Unfortunately, as is the case with many of Le Carré's post-Cold War novels, the plot loses some direction as it settles into a dull fug in its middle act. A Most Wanted Man concerns a Chechen refugee (Grigoriy Dobrygin) who arrives in Hamburg with a mission to make contact with a shady banker (Willem Dafoe).
The Chechin’s legal position unsure, he soon connects with a liberal lawyer specialising in immigration (Rachel McAdams). Meanwhile, a CIA agent (Robin Wright) circles, ruthlessly eager to close in on a man who may or may not have jihad on his mind. Much of the plot deals with the labyrinthine processes that define the financing of contemporary terrorism.
This is one of those troubling films that only really makes sense of itself in the final 10 minutes. Viewers may find themselves frustrated with the characters’ decisions and bemused by the obscurity of the plot. Forward momentum is sometimes in short supply.

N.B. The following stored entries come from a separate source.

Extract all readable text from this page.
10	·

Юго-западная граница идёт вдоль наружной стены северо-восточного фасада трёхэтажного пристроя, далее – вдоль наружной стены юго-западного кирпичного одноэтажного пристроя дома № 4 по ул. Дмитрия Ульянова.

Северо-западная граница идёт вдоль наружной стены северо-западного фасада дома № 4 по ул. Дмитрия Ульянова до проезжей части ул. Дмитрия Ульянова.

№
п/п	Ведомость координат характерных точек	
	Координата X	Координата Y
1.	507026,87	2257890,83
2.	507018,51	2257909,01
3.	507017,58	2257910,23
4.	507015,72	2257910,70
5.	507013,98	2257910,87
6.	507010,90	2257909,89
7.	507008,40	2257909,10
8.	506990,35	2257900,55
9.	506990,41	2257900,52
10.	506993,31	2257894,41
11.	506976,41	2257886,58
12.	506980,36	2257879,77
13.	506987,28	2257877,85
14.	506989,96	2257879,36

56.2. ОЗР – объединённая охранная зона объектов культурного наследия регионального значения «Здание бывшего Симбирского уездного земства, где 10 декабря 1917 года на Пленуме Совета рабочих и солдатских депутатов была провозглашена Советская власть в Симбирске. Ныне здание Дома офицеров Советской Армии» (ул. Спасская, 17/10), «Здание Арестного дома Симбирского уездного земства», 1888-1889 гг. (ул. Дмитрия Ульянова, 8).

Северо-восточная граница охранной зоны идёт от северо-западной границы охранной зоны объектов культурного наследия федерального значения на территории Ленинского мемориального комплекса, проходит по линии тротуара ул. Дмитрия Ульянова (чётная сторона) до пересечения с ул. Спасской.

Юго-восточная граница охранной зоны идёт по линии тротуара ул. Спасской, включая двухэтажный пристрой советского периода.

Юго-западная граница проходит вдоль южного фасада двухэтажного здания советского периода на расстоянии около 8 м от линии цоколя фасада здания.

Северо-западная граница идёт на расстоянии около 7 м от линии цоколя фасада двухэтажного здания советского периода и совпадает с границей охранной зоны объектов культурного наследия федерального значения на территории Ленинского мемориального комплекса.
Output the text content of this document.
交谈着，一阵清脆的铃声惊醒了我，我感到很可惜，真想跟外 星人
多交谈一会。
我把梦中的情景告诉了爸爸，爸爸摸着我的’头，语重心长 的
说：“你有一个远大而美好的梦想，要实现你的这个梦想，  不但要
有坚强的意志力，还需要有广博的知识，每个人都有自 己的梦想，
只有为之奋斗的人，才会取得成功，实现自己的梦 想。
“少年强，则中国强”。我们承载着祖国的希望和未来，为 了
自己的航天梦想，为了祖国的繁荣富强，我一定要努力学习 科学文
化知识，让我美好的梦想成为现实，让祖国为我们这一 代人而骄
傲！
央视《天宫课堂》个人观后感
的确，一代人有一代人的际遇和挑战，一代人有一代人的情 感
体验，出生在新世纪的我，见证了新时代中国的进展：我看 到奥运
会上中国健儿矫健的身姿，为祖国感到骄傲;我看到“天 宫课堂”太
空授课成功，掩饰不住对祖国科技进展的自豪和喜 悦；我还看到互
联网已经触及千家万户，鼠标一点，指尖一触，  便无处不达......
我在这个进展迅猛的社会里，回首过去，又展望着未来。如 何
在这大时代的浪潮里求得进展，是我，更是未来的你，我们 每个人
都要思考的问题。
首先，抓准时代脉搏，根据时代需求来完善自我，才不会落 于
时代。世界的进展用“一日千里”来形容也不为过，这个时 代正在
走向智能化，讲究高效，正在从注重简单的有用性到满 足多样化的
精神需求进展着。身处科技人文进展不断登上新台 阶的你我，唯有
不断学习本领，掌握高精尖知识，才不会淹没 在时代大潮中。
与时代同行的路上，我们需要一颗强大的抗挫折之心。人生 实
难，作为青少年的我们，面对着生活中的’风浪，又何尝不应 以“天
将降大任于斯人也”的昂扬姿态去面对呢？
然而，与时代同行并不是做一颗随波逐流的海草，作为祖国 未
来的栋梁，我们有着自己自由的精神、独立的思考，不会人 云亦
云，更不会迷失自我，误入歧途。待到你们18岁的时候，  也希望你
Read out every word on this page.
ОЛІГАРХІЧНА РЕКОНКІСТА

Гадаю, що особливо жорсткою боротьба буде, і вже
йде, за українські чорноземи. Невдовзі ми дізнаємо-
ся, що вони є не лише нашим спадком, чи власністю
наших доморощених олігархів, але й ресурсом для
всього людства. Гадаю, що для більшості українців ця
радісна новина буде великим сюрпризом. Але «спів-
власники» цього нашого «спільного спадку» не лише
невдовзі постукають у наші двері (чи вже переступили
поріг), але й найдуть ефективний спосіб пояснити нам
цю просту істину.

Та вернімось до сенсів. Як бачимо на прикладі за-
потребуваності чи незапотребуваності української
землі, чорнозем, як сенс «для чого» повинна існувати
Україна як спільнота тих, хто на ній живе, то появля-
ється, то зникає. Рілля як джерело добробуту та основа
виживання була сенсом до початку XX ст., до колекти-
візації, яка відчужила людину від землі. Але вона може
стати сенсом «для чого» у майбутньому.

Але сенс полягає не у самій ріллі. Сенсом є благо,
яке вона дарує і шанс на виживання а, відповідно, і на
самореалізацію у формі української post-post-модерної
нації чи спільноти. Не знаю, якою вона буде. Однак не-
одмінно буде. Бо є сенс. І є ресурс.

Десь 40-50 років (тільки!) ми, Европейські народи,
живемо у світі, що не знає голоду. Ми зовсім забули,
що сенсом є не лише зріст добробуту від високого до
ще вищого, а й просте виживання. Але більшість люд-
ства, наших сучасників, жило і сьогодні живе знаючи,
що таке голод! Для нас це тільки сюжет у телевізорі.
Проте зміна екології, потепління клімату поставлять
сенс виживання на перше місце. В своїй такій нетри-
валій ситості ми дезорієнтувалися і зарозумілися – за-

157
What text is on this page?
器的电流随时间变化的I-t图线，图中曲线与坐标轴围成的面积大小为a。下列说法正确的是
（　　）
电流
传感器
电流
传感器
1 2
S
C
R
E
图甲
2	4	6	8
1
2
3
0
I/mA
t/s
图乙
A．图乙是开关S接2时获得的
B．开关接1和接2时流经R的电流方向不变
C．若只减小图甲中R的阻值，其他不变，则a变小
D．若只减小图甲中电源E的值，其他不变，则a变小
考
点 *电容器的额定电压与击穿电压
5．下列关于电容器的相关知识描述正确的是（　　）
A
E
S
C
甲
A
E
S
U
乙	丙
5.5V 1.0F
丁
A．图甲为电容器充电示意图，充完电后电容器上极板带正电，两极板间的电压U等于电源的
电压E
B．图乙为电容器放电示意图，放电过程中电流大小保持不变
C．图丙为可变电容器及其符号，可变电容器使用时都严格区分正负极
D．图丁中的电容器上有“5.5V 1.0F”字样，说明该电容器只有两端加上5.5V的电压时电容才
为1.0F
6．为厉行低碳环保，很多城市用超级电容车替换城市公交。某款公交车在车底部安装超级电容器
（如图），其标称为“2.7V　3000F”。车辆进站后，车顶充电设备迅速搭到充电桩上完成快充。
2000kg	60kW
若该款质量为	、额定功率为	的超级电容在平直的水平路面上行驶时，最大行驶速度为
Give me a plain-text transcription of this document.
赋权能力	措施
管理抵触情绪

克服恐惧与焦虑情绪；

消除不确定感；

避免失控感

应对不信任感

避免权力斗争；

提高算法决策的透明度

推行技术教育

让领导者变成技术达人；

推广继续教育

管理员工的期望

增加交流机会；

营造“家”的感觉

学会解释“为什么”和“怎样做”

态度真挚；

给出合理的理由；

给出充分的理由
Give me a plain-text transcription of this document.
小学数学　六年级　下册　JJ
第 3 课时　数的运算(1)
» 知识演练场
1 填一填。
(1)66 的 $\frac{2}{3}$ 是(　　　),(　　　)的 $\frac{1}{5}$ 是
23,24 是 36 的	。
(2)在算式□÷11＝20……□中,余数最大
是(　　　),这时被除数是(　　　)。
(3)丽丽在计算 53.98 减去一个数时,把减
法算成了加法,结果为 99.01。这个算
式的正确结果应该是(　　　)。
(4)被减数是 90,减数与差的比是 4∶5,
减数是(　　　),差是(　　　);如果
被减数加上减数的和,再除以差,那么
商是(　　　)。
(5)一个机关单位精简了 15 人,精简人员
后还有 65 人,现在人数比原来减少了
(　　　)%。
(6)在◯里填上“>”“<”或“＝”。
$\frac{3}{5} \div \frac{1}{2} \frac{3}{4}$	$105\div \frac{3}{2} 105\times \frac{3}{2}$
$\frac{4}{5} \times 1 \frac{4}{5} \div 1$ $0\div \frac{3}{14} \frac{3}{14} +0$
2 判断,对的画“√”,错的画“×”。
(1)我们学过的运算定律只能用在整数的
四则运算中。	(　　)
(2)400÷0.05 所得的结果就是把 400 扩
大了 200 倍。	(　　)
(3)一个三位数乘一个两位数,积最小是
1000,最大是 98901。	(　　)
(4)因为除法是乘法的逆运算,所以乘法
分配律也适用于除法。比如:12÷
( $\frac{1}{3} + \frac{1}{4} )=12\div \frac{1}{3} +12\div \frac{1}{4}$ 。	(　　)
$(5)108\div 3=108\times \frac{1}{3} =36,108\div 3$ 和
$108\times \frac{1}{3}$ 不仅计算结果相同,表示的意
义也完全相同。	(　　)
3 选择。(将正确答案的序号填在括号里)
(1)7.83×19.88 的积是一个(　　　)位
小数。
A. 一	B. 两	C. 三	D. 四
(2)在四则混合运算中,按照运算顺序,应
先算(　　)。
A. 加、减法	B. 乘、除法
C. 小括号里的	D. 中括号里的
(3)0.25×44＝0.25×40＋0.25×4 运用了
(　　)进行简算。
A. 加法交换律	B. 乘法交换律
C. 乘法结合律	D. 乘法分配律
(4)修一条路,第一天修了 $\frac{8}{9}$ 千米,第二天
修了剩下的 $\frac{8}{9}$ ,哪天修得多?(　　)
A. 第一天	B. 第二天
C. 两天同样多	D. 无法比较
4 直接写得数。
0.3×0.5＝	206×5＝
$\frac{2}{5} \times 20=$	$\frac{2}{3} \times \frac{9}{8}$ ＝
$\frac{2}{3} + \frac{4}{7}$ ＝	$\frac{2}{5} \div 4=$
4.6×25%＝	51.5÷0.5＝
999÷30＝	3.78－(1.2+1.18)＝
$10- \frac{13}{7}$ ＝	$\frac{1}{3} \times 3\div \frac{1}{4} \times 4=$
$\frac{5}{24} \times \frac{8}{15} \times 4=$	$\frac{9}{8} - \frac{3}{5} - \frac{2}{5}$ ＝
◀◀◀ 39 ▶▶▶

Happily, Corbijn, who has shown his taste for icy distance in Control and The American, makes the best use of Hamburg locations since Wim Wenders's The American Friend back in 1977. The sense of endless bustle and obscure corruption is layered on as Benoit Delhomme's camera soaks up the fetid ambience. Readers who remember Corbijn's NME photography in the early 1980s will be delighted to hear a brief snatch of Der Mussolini by Deutsch Amerikanische Freundschaft as we whistle through a seedy bar.
There is, however, little doubt that A Most Wanted Man is Hoffman's film. He doesn't just dominate the picture; he wears it like a scruffy but well-fitted suit. It's an honourable last bow.